We’re losing the battle for NYC streets
It’s an observation that defines an entire misbegotten era in New York. It comes from Marko Majic, head of business development for City Jeans on East Fordham Road in the Bronx.
“It looks like a bazaar in Istanbul,” he told The Post. “The only difference is in Istanbul it’s legal and organized and here it is illegal and unorganized.”
Majic was talking about the explosion of street vendors in his neighborhood who hawk an endless array of products and even set up three-card monte games. One official counted 242 vendors in an area that has 230 storefronts.
The numbers are equivalent, but the vendors are winning the war. And not just on East Fordham Road.
For months, The Post has documented the explosion of unlicensed vendors and peddlers taking over streets in neighborhood after neighborhood. The sidewalks along Fifth Avenue in Brooklyn’s Sunset Park and Flushing’s Main Street have been jammed cheek to jowl with racks and tables holding knockoff handbags, food, pottery, clothing, cosmetics, water and electronics.
In East New York, sex is openly for sale after dark as hookers prowl an industrial stretch, with johns lining up in cars and trucks as pimps keep an eye on the transactions.
The products are different, but the problems are similar — and so is the genesis. The progressive assault on law enforcement and decent public behavior did not end with the last cries of the defund-the-police movement.
A trickle-down impact is a lowering of the bar on personal conduct, allowing rampant disorder to occupy public spaces. Business is thriving in East New York because prosecutors have pulled back enforcement of prostitution.
The public use of drugs is no longer taboo, and so junkies shoot up and pass out in parks, most notoriously in Washington Square Park, driving local families mad with frustration.
Meanwhile, a March city law took vendor enforcement out of the hands of cops and handed it to the Department of Consumer and Worker Protection, which isn’t even fully operational yet.
The result of the hands-off trend is a growing foulness and squalor in public spaces, courtesy of the government’s tacit approval for peddlers, druggies and hookers to create mayhem and diminish the quality of life for residents and businesses. While it’s not as deadly or frightening as violent crime, disorder is a pernicious partner and one often bleeds into the other.
Feuds between hawkers led to a shooting in the Bronx and two in Times Square. One in May injured a 4-year-old girl and another in June wounded a Marine.
Critics of development rail against gentrification. But in many parts of the five boroughs, City Hall’s policies are leading to ghettoization.
“Because of them, we almost have no business,” Mahmood Tariq, owner of Phones & Games Center on Webster Avenue and East Fordham, told a reporter. “These vendors, they have nothing to pay, and they’re making much more money than us because everything goes to pocket. We have to pay taxes. We have to pay licenses, rent, other fees.”
Given all the political palaver about mom-and-pop shops being the lifeblood of New York, you’d think officials would be on the case to protect the small, licensed, tax-paying and tax-collecting businesses. After all, nothing says distress like a row of empty storefronts covered in graffiti.
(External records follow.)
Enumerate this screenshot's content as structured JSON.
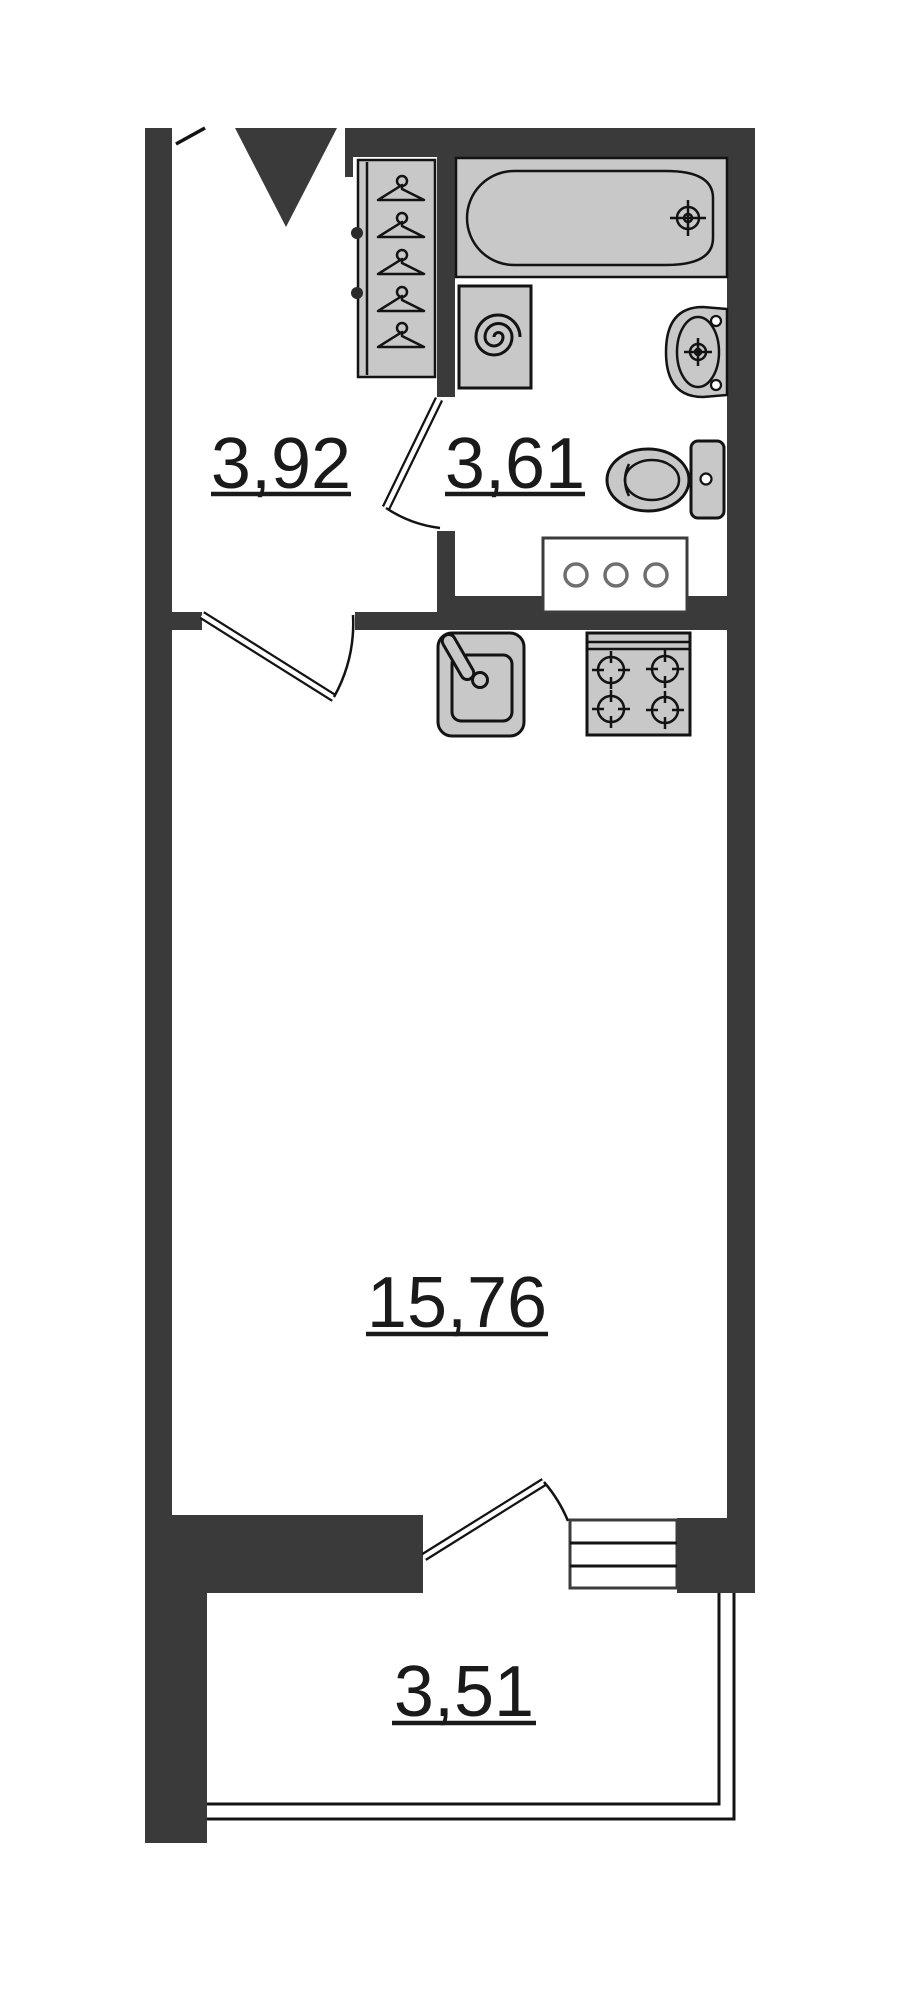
{
  "plan": {
    "kind": "studio apartment floor plan",
    "rooms": [
      {
        "name": "hallway",
        "area_label": "3,92"
      },
      {
        "name": "bathroom",
        "area_label": "3,61"
      },
      {
        "name": "living-room",
        "area_label": "15,76"
      },
      {
        "name": "balcony",
        "area_label": "3,51"
      }
    ],
    "fixtures": [
      "entrance-arrow",
      "entrance-door-leaf",
      "wardrobe-hangers",
      "bathtub",
      "washing-machine",
      "wash-basin",
      "toilet",
      "vanity-counter",
      "kitchen-sink",
      "cooktop",
      "balcony-window",
      "balcony-railing",
      "bathroom-door-swing",
      "living-room-door-swing",
      "balcony-door-swing"
    ],
    "colors": {
      "wall": "#3a3a3a",
      "fixture_fill": "#c8c8c8",
      "outline": "#131313",
      "background": "#ffffff",
      "label_text": "#1a1a1a"
    }
  }
}
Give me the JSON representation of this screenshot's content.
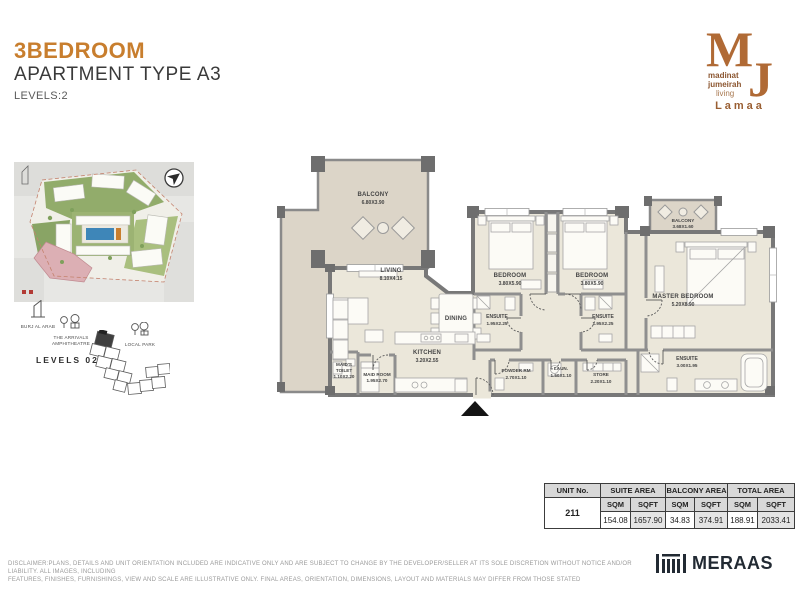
{
  "header": {
    "title": "3BEDROOM",
    "subtitle": "APARTMENT TYPE A3",
    "levels": "LEVELS:2",
    "accent_color": "#C87E2E"
  },
  "brand": {
    "logo_m": "M",
    "logo_j": "J",
    "logo_line1": "madinat",
    "logo_line2": "jumeirah",
    "logo_line3": "living",
    "community": "Lamaa",
    "logo_color": "#B06A35"
  },
  "location": {
    "landmark_burj": "BURJ AL ARAB",
    "landmark_amphitheatre": "THE ARRIVALS AMPHITHEATRE",
    "landmark_park": "LOCAL PARK",
    "level_label": "LEVELS 02"
  },
  "plan": {
    "rooms": {
      "balcony_main": {
        "name": "BALCONY",
        "dims": "6.80X3.90"
      },
      "living": {
        "name": "LIVING",
        "dims": "8.10X4.15"
      },
      "dining": {
        "name": "DINING"
      },
      "kitchen": {
        "name": "KITCHEN",
        "dims": "3.20X2.55"
      },
      "maids_toilet": {
        "name1": "MAID'S",
        "name2": "TOILET",
        "dims": "1.10X2.20"
      },
      "maid_room": {
        "name": "MAID ROOM",
        "dims": "1.95X2.70"
      },
      "bedroom1": {
        "name": "BEDROOM",
        "dims": "3.80X5.90"
      },
      "ensuite1": {
        "name": "ENSUITE",
        "dims": "1.95X2.25"
      },
      "bedroom2": {
        "name": "BEDROOM",
        "dims": "3.80X5.90"
      },
      "ensuite2": {
        "name": "ENSUITE",
        "dims": "1.95X2.25"
      },
      "master": {
        "name": "MASTER BEDROOM",
        "dims": "5.20X8.90"
      },
      "master_ensuite": {
        "name": "ENSUITE",
        "dims": "3.00X1.95"
      },
      "balcony2": {
        "name": "BALCONY",
        "dims": "3.68X1.60"
      },
      "powder": {
        "name": "POWDER RM",
        "dims": "2.70X1.10"
      },
      "laundry": {
        "name": "LAUN.",
        "dims": "1.50X1.10"
      },
      "store": {
        "name": "STORE",
        "dims": "2.20X1.10"
      }
    }
  },
  "area_table": {
    "col_unit": "UNIT No.",
    "col_suite": "SUITE AREA",
    "col_balcony": "BALCONY AREA",
    "col_total": "TOTAL AREA",
    "sqm": "SQM",
    "sqft": "SQFT",
    "unit_no": "211",
    "suite_sqm": "154.08",
    "suite_sqft": "1657.90",
    "balcony_sqm": "34.83",
    "balcony_sqft": "374.91",
    "total_sqm": "188.91",
    "total_sqft": "2033.41"
  },
  "footer": {
    "disclaimer_line1": "DISCLAIMER:PLANS, DETAILS AND UNIT ORIENTATION INCLUDED ARE INDICATIVE ONLY AND ARE SUBJECT TO CHANGE BY THE DEVELOPER/SELLER AT ITS SOLE DISCRETION WITHOUT NOTICE AND/OR LIABILITY. ALL IMAGES, INCLUDING",
    "disclaimer_line2": "FEATURES, FINISHES, FURNISHINGS, VIEW AND SCALE ARE ILLUSTRATIVE ONLY. FINAL AREAS, ORIENTATION, DIMENSIONS, LAYOUT AND MATERIALS MAY DIFFER FROM THOSE STATED",
    "developer": "MERAAS"
  }
}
In fact, it’s quite the opposite. Councilwoman Margaret Chin of Manhattan, who sponsored the law taking vendor enforcement away from the NYPD, has no regrets despite the impact, saying business improvement districts set up by the merchants should actually help the peddlers who are taking their customers.
She even has a name for the vendors. “They’re microbusinesses,” she said.
How clever of her to erase the distinctions between legal businesses and those who are commercial squatters. Under that ridiculous theory, squeegee men are also microbusinesses.
Don’t put it past the growing ranks of come-and-get-it progressives to eventually embrace them, too.
When down is up, when legal and illegal are the same and when cops are seen as the problem instead of the solution, there is no limit to how far a city can decline. Nor is there any limit to how much nonsense pols and advocates can add to the bonfire.
If hookers are just sex workers, why shouldn’t they, like vendors selling water and tube socks, be able to peddle their wares openly? And why only in poor neighborhoods?
And if everybody in Rikers Island is an innocent victim of a racist criminal justice system, why should anybody be arrested and prosecuted?
Come to think of it, why do we even need laws and jails?
Eric Adams narrowly got the mayoral nomination from Democrats on the strength of his promise to tackle the surge of murder, gunfire and crime. It is clearly the top order of business, and Adams is already changing the conversation among the political class.
His comments Monday that many of those arrested and released should be held in jail on bail are a direct challenge to Gov. Andrew Cuomo and the Legislature, who conspired to turn courthouse doors into revolving doors.
Almost as important, Adams, Brooklyn borough president and likely the next mayor, also addressed the mindset that high crime is inevitable.
“It really has become a place where lawlessness is the norm,” he said in a radio interview. “And that is just unacceptable.”
He’s right, of course, and saying so is a good start. If Adams stays the course and turns his words into actions and policies, he will tap into a well of support among millions of New Yorkers fed up with lawlessness and decline.
Then, and only then, can New York come back again.